Chaque fois que je passe devant une école en Corse, je lis sur la plaque le nom d’une personnalité politique, d’un héros militaire ou d’un saint. Et chaque fois, je ressens un léger tiraillement. Ces noms que nous choisissons ne sont pas neutres : ils tracent une mémoire, ils définissent un récit collectif, ils inscrivent une hiérarchie symbolique dans l’espace éducatif. Donner à une école le nom de Paoli, de Jaurès ou de Jean-François Filippi, c’est inviter les enfants à entrer chaque jour dans une histoire choisie par d’autres. Mais que disent ces choix à celles et ceux qui ne se reconnaissent pas dans ces références ?

Je crois profondément que nommer une école est déjà une leçon donnée avant même d’entrer en classe. Or cette leçon est souvent partiale, parfois douloureuse. Le débat récent à Lucciana autour de l’inauguration d’une école Jean-François Filippi l’a montré : pour certains, c’est un hommage légitime ; pour d’autres, c’est une blessure rouverte, une mémoire contestée. Comment demander à des enfants d’apprendre sous l’égide d’un nom qui divise leurs familles et fragilise la mémoire collective ?

Il est temps de reconnaître que notre manière de nommer les établissements est prisonnière d’un modèle hérité de la IIIe République : une logique de panthéonisation qui sacralise des figures masculines, politiques et militaires. Certes, une évolution existe : depuis 2017, la part des femmes honorées s’élève, timidement, mais les déséquilibres demeurent massifs. Les chiffres officiels sont clairs : près de 80 % des collèges et lycées portent encore le nom d’une personnalité, et la féminisation reste marginale. Derrière cette répartition, il y a l’idée que seule une personne « illustre » mérite d’être inscrite dans la pierre.

Mais une école n’est pas un mausolée, c’est un lieu vivant. Je rêve d’une école qui porte le nom d’une fleur, d’une rivière, d’un lieu corse à partager, plutôt que celui d’un personnage qui divise. Une école « des Oliviers », un collège « des Étoiles », un lycée « Monte Cintu ». Ces choix seraient plus inclusifs, plus apaisés, et offriraient aux élèves un rapport symbolique ancré dans la nature et dans le territoire commun, sans hiérarchie imposée. Comme l’écrivait Pierre Nora, « les lieux de mémoire sont avant tout des lieux où la mémoire se cristallise et se réfugie ». Pourquoi ne pas choisir des symboles qui rassemblent au lieu de noms qui séparent ?

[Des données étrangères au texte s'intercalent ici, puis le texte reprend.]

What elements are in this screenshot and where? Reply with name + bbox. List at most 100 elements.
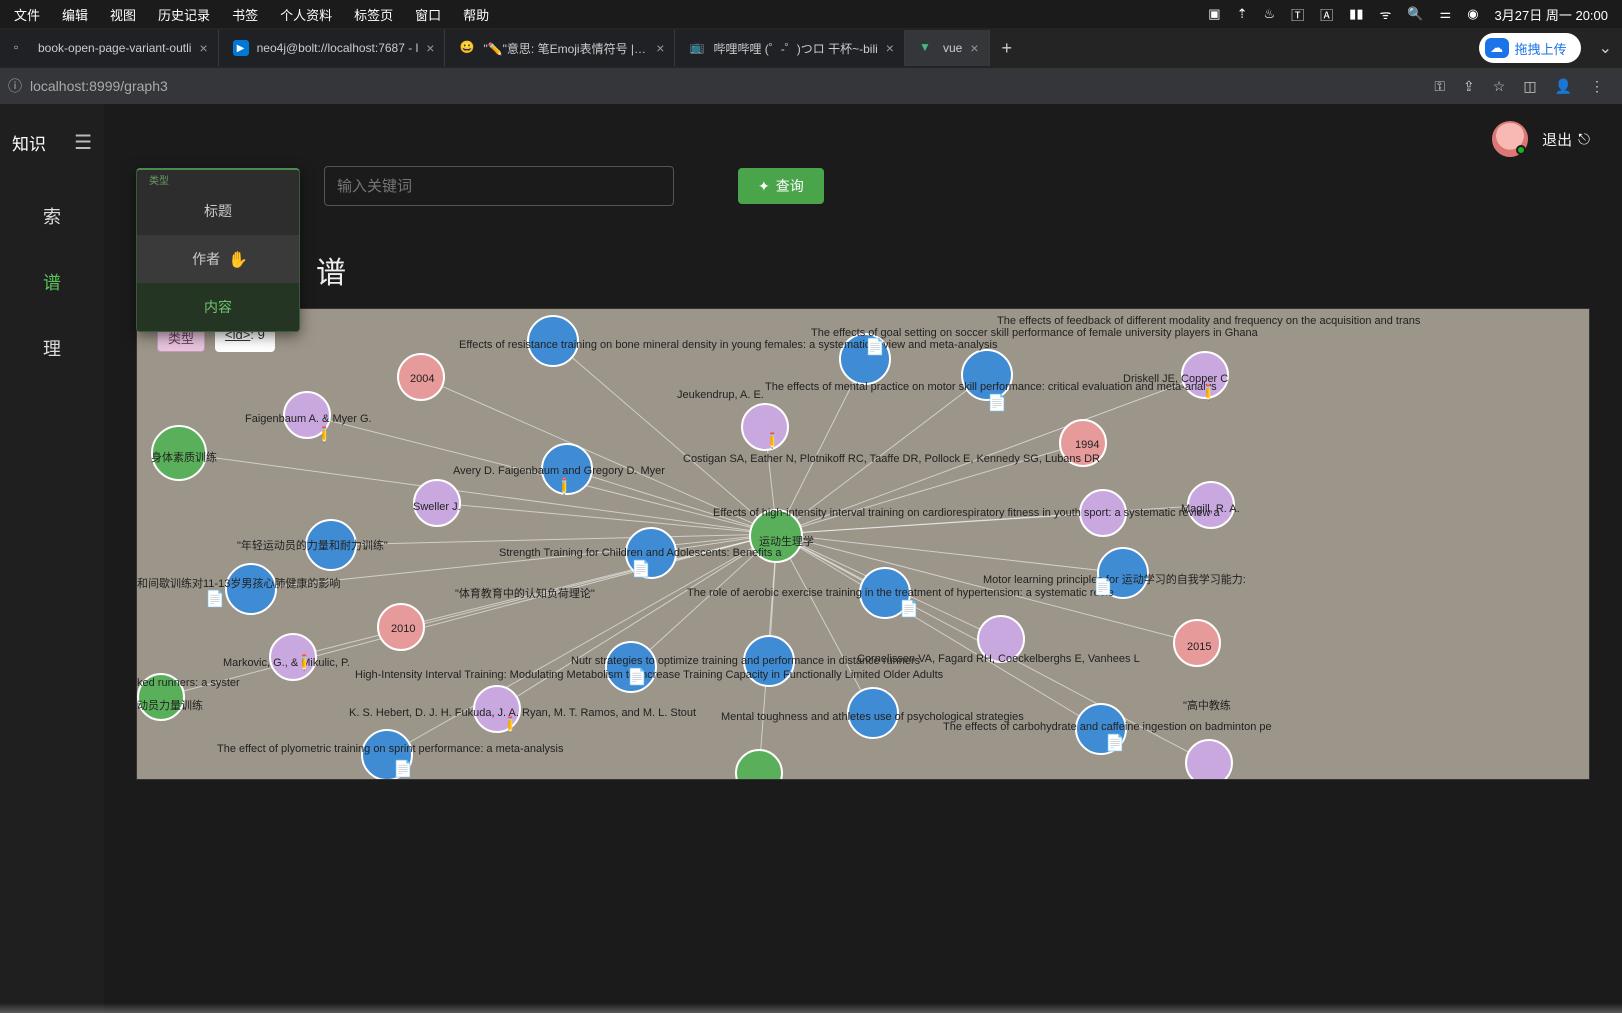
graph-label: Magill, R. A. bbox=[1181, 503, 1240, 515]
upload-button[interactable]: ☁ 拖拽上传 bbox=[1479, 33, 1581, 63]
macos-menubar: 文件 编辑 视图 历史记录 书签 个人资料 标签页 窗口 帮助 ▣ ⇡ ♨ 🅃 … bbox=[0, 0, 1622, 28]
graph-label: 身体素质训练 bbox=[151, 449, 217, 465]
avatar[interactable] bbox=[1492, 121, 1528, 157]
app-container: 知识 ☰ 索 谱 理 退出 ⎋ 类型 标题 作者 ✋ bbox=[0, 104, 1622, 1013]
tab-label: "✏️"意思: 笔Emoji表情符号 | Em bbox=[483, 40, 648, 57]
close-icon[interactable]: × bbox=[970, 40, 978, 56]
graph-label: "年轻运动员的力量和耐力训练" bbox=[237, 537, 388, 553]
sidebar-item-manage[interactable]: 理 bbox=[0, 315, 104, 381]
site-info-icon[interactable]: ⓘ bbox=[8, 76, 22, 96]
share-icon[interactable]: ⇪ bbox=[1463, 78, 1475, 95]
neo4j-icon: ▶ bbox=[233, 40, 249, 56]
header-row: 退出 ⎋ bbox=[136, 104, 1590, 174]
menu-tabs[interactable]: 标签页 bbox=[354, 5, 393, 24]
tab-neo4j[interactable]: ▶ neo4j@bolt://localhost:7687 - l × bbox=[219, 30, 446, 66]
wifi-icon[interactable]: ᯤ bbox=[1379, 5, 1391, 23]
key-icon[interactable]: ⚿ bbox=[1434, 78, 1445, 95]
bookmark-icon[interactable]: ☆ bbox=[1493, 78, 1506, 95]
tab-book-open[interactable]: ▫ book-open-page-variant-outli × bbox=[0, 30, 219, 66]
hamburger-icon[interactable]: ☰ bbox=[74, 130, 92, 155]
note-icon: 📄 bbox=[865, 337, 885, 357]
graph-node[interactable] bbox=[741, 403, 789, 451]
menu-bookmarks[interactable]: 书签 bbox=[232, 5, 258, 24]
dropdown-opt-title[interactable]: 标题 bbox=[137, 187, 299, 235]
dock-hint bbox=[0, 1003, 1622, 1013]
graph-label: 2010 bbox=[391, 623, 415, 635]
graph-node[interactable] bbox=[1185, 739, 1233, 780]
dropdown-opt-author[interactable]: 作者 ✋ bbox=[137, 235, 299, 283]
side-panel-icon[interactable]: ◫ bbox=[1523, 78, 1536, 95]
note-icon: 📄 bbox=[1105, 733, 1125, 753]
close-icon[interactable]: × bbox=[426, 40, 434, 56]
tab-label: vue bbox=[943, 41, 962, 55]
menu-edit[interactable]: 编辑 bbox=[62, 5, 88, 24]
kebab-menu-icon[interactable]: ⋮ bbox=[1590, 78, 1604, 95]
fan-icon[interactable]: ♨ bbox=[1263, 6, 1275, 22]
graph-label: K. S. Hebert, D. J. H. Fukuda, J. A. Rya… bbox=[349, 707, 696, 719]
graph-label: The effects of feedback of different mod… bbox=[997, 315, 1420, 327]
note-icon: 📄 bbox=[205, 589, 225, 609]
query-button[interactable]: ✦ 查询 bbox=[738, 168, 824, 204]
tab-emoji[interactable]: 😀 "✏️"意思: 笔Emoji表情符号 | Em × bbox=[445, 30, 675, 66]
vue-icon: ▼ bbox=[919, 40, 935, 56]
dropdown-opt-content[interactable]: 内容 bbox=[137, 283, 299, 331]
menu-help[interactable]: 帮助 bbox=[463, 5, 489, 24]
cursor-icon: ✋ bbox=[228, 252, 248, 269]
siri-icon[interactable]: ◉ bbox=[1467, 6, 1478, 22]
graph-label: High-Intensity Interval Training: Modula… bbox=[355, 669, 943, 681]
new-tab-button[interactable]: + bbox=[990, 38, 1025, 59]
spotlight-icon[interactable]: 🔍 bbox=[1407, 6, 1423, 22]
tab-vue[interactable]: ▼ vue × bbox=[905, 30, 990, 66]
menu-file[interactable]: 文件 bbox=[14, 5, 40, 24]
tab-label: book-open-page-variant-outli bbox=[38, 41, 191, 55]
brand-label: 知识 bbox=[12, 130, 46, 155]
close-icon[interactable]: × bbox=[886, 40, 894, 56]
browser-tab-strip: ▫ book-open-page-variant-outli × ▶ neo4j… bbox=[0, 28, 1622, 68]
tabs-dropdown-icon[interactable]: ⌄ bbox=[1589, 38, 1622, 58]
text-icon[interactable]: 🅃 bbox=[1291, 5, 1304, 24]
graph-label: ked runners: a syster bbox=[137, 677, 240, 689]
query-label: 查询 bbox=[776, 176, 804, 196]
opt-label: 作者 bbox=[192, 251, 220, 267]
graph-label: 运动生理学 bbox=[759, 533, 814, 549]
menu-window[interactable]: 窗口 bbox=[415, 5, 441, 24]
close-icon[interactable]: × bbox=[656, 40, 664, 56]
graph-label: 2004 bbox=[410, 373, 434, 385]
sparkle-icon: ✦ bbox=[758, 178, 770, 195]
graph-label: Effects of resistance training on bone m… bbox=[459, 339, 997, 351]
logout-button[interactable]: 退出 ⎋ bbox=[1542, 129, 1590, 150]
graph-label: The effect of plyometric training on spr… bbox=[217, 743, 563, 755]
note-icon: 📄 bbox=[1093, 577, 1113, 597]
dropdown-caption: 类型 bbox=[137, 170, 299, 187]
menu-view[interactable]: 视图 bbox=[110, 5, 136, 24]
macos-status: ▣ ⇡ ♨ 🅃 🄰 ▮▮ ᯤ 🔍 ⚌ ◉ 3月27日 周一 20:00 bbox=[1208, 5, 1608, 24]
sidebar-item-graph[interactable]: 谱 bbox=[0, 249, 104, 315]
url-text[interactable]: localhost:8999/graph3 bbox=[30, 78, 168, 94]
bilibili-icon: 📺 bbox=[689, 40, 705, 56]
control-center-icon[interactable]: ⚌ bbox=[1440, 6, 1452, 22]
keyword-input[interactable] bbox=[324, 166, 674, 206]
note-icon: 📄 bbox=[631, 559, 651, 579]
sidebar-item-search[interactable]: 索 bbox=[0, 183, 104, 249]
graph-label: "体育教育中的认知负荷理论" bbox=[455, 585, 595, 601]
datetime[interactable]: 3月27日 周一 20:00 bbox=[1495, 5, 1608, 24]
battery-icon[interactable]: ▮▮ bbox=[1349, 6, 1363, 22]
tab-label: 哔哩哔哩 (゜-゜)つロ 干杯~-bili bbox=[713, 40, 877, 57]
menu-profile[interactable]: 个人资料 bbox=[280, 5, 332, 24]
close-icon[interactable]: × bbox=[199, 40, 207, 56]
address-bar: ⓘ localhost:8999/graph3 ⚿ ⇪ ☆ ◫ 👤 ⋮ bbox=[0, 68, 1622, 104]
note-icon: 📄 bbox=[627, 667, 647, 687]
input-source-icon[interactable]: 🄰 bbox=[1320, 5, 1333, 24]
screen-record-icon[interactable]: ▣ bbox=[1208, 6, 1220, 22]
tab-bilibili[interactable]: 📺 哔哩哔哩 (゜-゜)つロ 干杯~-bili × bbox=[675, 30, 905, 66]
graph-label: The role of aerobic exercise training in… bbox=[687, 587, 1114, 599]
upload-arrow-icon[interactable]: ⇡ bbox=[1237, 6, 1248, 22]
profile-icon[interactable]: 👤 bbox=[1555, 78, 1572, 95]
page-title: 谱 bbox=[316, 248, 1590, 292]
graph-panel[interactable]: 类型 <id>: 9 Effects of resistance trainin… bbox=[136, 308, 1590, 780]
graph-label: Cornelissen VA, Fagard RH, Coeckelberghs… bbox=[857, 653, 1140, 665]
graph-label: Driskell JE, Copper C bbox=[1123, 373, 1228, 385]
graph-label: 和间歇训练对11-13岁男孩心肺健康的影响 bbox=[137, 575, 340, 591]
graph-label: Markovic, G., & Mikulic, P. bbox=[223, 657, 350, 669]
menu-history[interactable]: 历史记录 bbox=[158, 5, 210, 24]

En proposant de tourner la page des noms de personnalités, je ne nie pas l’importance de la mémoire historique. Au contraire, je souhaite que la mémoire se vive en classe, à travers les programmes, les débats, les projets pédagogiques, plutôt que figée sur une plaque à l’entrée. Libérons les murs des écoles de ce poids symbolique pour mieux transmettre, à l’intérieur, la richesse des figures qui ont marqué l’histoire.

Nommer une école, c’est faire un choix de valeurs. Continuons-nous à sanctifier des héros, ou décidons-nous de semer, dès la porte d’entrée, une graine de diversité, d’égalité et de bienveillance ? Je suis convaincue que l’avenir scolaire en Corse, comme ailleurs en France, mérite des noms qui fleurissent, qui respirent, qui apaisent. Il est temps de donner à nos enfants des écoles qui portent des noms de vie, non de division.

PS : Je pense la même chose pour les noms de rues, d’immeubles, de lotissements et de tous lieux recevant du public.

Références principales

– Ministère de l’Éducation nationale, « De quoi les établissements scolaires sont-ils le nom ? », février 2024.

– Le Monde, « Nommer une école Samuel-Paty, un acte symbolique et souvent discuté », 16 octobre 2024.

– Sénat, Question écrite sur la dénomination des établissements scolaires, 3 octobre 2024.

– Corse-Matin, reportage sur la polémique de l’école Jean-François Filippi à Lucciana, août 2025.